Nel frattempo sono riuscito a sturare il tubo di portata dell'acqua alla vasca dei pesci, muto e asciutto da mesi. Controllo tutti i giorni il getto, e mi sa che dovrò rimetterci mano a breve, ho l'impressione che stia di nuovo scemando.
Ci penserò quando sarà di nuovo zitto.
Vado a friggere le braciole, i peperoni arrosto sono già pronti.

domenica 8 agosto 2010

venerdì 6 agosto 2010

agosto vernacolare


Sembra che le giornate si ripetano sempre uguali, pochi movimenti, a volte solo tentativi.
Nel meritato buon ritiro le giornate scorrono simili, pacate, lente.
Un personaggio fugace attraversa l'alba del giorno. E' Andrea che sbrigatamente mi saluta alla volta del bus che porta alla città, mentre io aggredisco la pagina due di Repubblica, al fresco, sotto il tiglio.
Di lì a poco scende le scale Achille, accolto con squittii e miagolii da Max, e fortunatamente la situazione fra i due sembra più tollerabile, a parte un attimo di frizione giusto ieri sera.
Poi è il turno dei due validi amici che da quasi quindici giorni si adoperano per rendere vivibile il bagno della sub-comandante. Si comincia finalmente a vedere la fine, il water è piazzato e la doccia è quasi montata.
Ecco che scendono Ibra e la sua mamma, belli e innamorati.
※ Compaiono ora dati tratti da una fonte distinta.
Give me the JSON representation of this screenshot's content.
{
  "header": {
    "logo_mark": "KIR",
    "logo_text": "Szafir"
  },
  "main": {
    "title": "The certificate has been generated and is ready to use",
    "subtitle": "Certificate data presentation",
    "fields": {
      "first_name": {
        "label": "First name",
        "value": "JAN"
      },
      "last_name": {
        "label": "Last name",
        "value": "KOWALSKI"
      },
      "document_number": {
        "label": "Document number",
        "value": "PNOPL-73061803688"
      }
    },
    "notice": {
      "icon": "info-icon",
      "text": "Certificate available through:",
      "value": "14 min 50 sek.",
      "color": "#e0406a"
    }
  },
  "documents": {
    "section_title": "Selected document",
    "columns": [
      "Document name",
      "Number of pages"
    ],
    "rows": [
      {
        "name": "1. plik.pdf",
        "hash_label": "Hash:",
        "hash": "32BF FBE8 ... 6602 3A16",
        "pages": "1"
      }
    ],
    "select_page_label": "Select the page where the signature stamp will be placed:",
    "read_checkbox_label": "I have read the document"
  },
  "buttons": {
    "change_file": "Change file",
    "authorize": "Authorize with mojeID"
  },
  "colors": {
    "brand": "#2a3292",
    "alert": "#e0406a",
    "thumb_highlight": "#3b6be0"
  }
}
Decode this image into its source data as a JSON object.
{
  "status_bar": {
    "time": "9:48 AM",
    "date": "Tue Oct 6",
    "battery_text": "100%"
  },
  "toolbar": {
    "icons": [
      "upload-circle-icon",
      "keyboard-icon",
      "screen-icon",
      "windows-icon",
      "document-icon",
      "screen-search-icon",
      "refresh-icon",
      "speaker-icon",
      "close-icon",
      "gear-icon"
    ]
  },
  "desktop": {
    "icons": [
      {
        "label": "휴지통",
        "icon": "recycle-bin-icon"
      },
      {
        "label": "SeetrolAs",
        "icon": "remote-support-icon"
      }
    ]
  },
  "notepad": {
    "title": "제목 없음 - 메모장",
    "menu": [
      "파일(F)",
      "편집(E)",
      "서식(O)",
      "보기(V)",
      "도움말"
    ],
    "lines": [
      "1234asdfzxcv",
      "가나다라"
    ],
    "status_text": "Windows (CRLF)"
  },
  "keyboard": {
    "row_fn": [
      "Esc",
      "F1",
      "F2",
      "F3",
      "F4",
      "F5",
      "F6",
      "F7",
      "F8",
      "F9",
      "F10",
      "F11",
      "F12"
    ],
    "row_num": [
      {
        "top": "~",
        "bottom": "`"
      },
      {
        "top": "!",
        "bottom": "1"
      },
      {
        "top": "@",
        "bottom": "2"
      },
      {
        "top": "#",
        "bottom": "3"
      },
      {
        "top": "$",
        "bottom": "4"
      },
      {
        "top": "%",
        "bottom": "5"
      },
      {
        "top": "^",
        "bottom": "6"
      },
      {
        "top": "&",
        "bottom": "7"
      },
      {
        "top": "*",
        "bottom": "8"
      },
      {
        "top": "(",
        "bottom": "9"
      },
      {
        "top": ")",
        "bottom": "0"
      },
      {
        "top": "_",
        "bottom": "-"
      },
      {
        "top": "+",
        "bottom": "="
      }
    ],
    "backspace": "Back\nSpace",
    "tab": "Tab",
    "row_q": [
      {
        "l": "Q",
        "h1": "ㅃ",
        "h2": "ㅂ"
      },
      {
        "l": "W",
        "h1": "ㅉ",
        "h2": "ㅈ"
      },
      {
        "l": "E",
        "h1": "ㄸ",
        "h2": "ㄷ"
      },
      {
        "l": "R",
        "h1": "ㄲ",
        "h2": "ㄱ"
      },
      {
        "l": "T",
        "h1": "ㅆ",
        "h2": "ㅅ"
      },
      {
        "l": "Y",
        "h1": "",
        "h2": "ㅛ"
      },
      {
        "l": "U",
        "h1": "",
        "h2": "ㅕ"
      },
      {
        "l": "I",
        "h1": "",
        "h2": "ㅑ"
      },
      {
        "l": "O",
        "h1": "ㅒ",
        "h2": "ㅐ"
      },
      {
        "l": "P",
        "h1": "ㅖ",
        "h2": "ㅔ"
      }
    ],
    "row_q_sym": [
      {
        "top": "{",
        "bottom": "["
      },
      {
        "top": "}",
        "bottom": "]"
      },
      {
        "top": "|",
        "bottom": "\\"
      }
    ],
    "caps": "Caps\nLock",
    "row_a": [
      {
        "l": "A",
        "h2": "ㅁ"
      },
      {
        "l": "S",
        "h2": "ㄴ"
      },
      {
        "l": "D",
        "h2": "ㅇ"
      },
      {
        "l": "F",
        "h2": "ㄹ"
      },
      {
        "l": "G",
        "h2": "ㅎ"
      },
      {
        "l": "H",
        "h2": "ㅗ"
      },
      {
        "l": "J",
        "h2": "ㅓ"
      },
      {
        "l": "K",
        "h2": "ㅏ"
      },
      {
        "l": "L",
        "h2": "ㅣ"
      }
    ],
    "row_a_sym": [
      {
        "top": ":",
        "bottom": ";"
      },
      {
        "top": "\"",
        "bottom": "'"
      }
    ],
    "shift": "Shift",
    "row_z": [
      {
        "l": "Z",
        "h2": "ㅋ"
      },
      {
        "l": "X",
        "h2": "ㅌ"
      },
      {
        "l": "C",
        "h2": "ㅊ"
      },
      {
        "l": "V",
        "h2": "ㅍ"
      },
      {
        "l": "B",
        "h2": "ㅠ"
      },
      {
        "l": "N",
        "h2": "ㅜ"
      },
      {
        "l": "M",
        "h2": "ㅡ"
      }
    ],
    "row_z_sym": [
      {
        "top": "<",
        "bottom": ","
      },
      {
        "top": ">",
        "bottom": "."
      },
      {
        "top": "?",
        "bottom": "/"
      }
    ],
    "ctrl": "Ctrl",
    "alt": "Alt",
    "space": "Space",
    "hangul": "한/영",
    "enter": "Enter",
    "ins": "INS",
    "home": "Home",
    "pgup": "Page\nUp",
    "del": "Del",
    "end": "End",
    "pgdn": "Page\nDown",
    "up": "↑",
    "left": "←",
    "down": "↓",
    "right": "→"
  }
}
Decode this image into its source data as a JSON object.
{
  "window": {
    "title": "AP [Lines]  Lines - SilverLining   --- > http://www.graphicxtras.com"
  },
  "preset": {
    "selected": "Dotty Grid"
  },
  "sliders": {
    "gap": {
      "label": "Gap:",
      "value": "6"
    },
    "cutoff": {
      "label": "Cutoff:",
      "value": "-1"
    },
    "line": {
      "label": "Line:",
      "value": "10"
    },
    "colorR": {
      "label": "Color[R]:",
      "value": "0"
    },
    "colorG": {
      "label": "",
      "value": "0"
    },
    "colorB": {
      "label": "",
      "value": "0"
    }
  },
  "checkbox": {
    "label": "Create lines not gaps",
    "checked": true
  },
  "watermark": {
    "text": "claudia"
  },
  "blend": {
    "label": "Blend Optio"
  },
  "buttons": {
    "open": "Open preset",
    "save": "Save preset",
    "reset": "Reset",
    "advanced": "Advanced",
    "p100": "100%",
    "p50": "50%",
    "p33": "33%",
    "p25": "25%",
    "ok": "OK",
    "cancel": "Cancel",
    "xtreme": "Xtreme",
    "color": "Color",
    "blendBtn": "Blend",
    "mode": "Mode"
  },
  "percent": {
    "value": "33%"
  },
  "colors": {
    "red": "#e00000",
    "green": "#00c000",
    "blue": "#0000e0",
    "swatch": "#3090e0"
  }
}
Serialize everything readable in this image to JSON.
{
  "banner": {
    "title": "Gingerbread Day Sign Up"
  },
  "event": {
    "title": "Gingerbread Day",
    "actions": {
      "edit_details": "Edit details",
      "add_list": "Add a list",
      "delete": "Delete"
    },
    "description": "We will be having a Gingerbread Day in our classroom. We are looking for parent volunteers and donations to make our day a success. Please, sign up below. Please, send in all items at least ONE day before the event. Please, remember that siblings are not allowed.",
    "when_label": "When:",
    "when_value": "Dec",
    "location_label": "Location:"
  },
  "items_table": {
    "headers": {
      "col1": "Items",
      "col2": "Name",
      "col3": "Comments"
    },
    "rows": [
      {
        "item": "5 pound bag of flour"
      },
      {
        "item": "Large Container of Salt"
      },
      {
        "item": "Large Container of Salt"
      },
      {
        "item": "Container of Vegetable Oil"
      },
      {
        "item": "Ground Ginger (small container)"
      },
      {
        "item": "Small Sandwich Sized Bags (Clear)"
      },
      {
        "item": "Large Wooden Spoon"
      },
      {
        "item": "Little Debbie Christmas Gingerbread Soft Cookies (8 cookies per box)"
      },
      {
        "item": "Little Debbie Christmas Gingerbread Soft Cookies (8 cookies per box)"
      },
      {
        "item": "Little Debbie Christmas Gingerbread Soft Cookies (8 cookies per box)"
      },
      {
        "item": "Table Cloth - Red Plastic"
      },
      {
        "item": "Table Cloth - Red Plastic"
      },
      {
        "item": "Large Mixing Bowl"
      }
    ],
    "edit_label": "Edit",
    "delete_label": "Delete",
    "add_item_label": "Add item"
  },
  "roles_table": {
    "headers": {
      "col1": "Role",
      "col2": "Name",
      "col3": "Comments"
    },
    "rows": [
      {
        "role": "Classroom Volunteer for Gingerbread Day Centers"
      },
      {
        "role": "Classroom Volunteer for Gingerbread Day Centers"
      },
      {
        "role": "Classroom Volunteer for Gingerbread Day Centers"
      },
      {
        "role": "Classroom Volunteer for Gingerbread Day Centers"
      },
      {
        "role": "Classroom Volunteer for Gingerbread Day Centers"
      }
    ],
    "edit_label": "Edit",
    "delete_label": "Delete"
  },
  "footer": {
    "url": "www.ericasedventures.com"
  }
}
Il piccolo è bellissimo e mi sorride sempre, abbiamo instaurato un piccolo rapporto interpersonale.
Poi giunge l'ora di muoversi un po', e lascio il mio posto di osservazione e cultura.
Ieri mi sono cimentato nella costruzione di una griglia per la brace, domani a pranzo arriva tutta la mia famiglia, saremo quattordici o sedici o più.
Ci sono molte grosse pietre con le quali ho sempre pensato di farne una griglia, e ho messo in atto il progetto. Alla fine, nonostante gli imprevisti di norma, il risultato mi soddisfa e non vedo l'ora di "incignarlo" [(cfr. Dizionario Hoepli: incignare [in-ci-gnà-re](incìgno, -gni, -gna, incigniàmo, incignàte, incìgnano; congiunt. pres. incìgni, incigniàmo, incigniàte, incìgnino; incignànte; incignàto)
v. tr. raro - Usare per la prima volta: i. un cappotto, un cappello
‖ Avviare: i. un fiasco di vino, un prosciutto)].

giovedì 29 luglio 2010

pomeriggio d'estate



Mi garba un sacco.
Mi piace fare un mescolone di Giardino e musica, ci potrei passare un pomeriggio, un giorno intero. E poi sono in ferie, per modo di dire, nel senso che non vado a lavorare, mi alzo ugualmente all'alba ma resto qui, a casa.
E nel mio tempo cosa faccio?
La cosa principale su cui focalizzo l'attenzione sono i lavori di rifacimento del bagno della Sub-Comandante, idraulica e muratura a carico dei due amici, la parte elettrica è mia competenza e incrocio le dita che vada tutto bene perché in caso contrario si dovrebbe spaccare di nuovo e rifare.
Suono un po' di chitarra, con profitto, anche se il tempo dedicato allo strumento è come sempre poco.
Mi ripropongo di continuare a leggere l'opera omnia di Luciano Bianciardi, ma questo proprio è ancora lì nello stesso posto da tre giorni.
E poi ci sono i ritagli, i decimi di spazio nei quali ti puoi trovare con il nulla assoluto, nel pomeriggio inoltrato, e le bestie si stravaccano esauste sull'erba secca, annusando il fresco di qualche refolo.
Lei, Micha, è una grande gatta, affettuosa e buffa, indipendente cacciatrice. Ama oziare, ovviamente, predilige quei luoghi di cui lei detiene il segreto della loro comodità: il fresco, il tiepido, l'asciutto, il cosìcosì.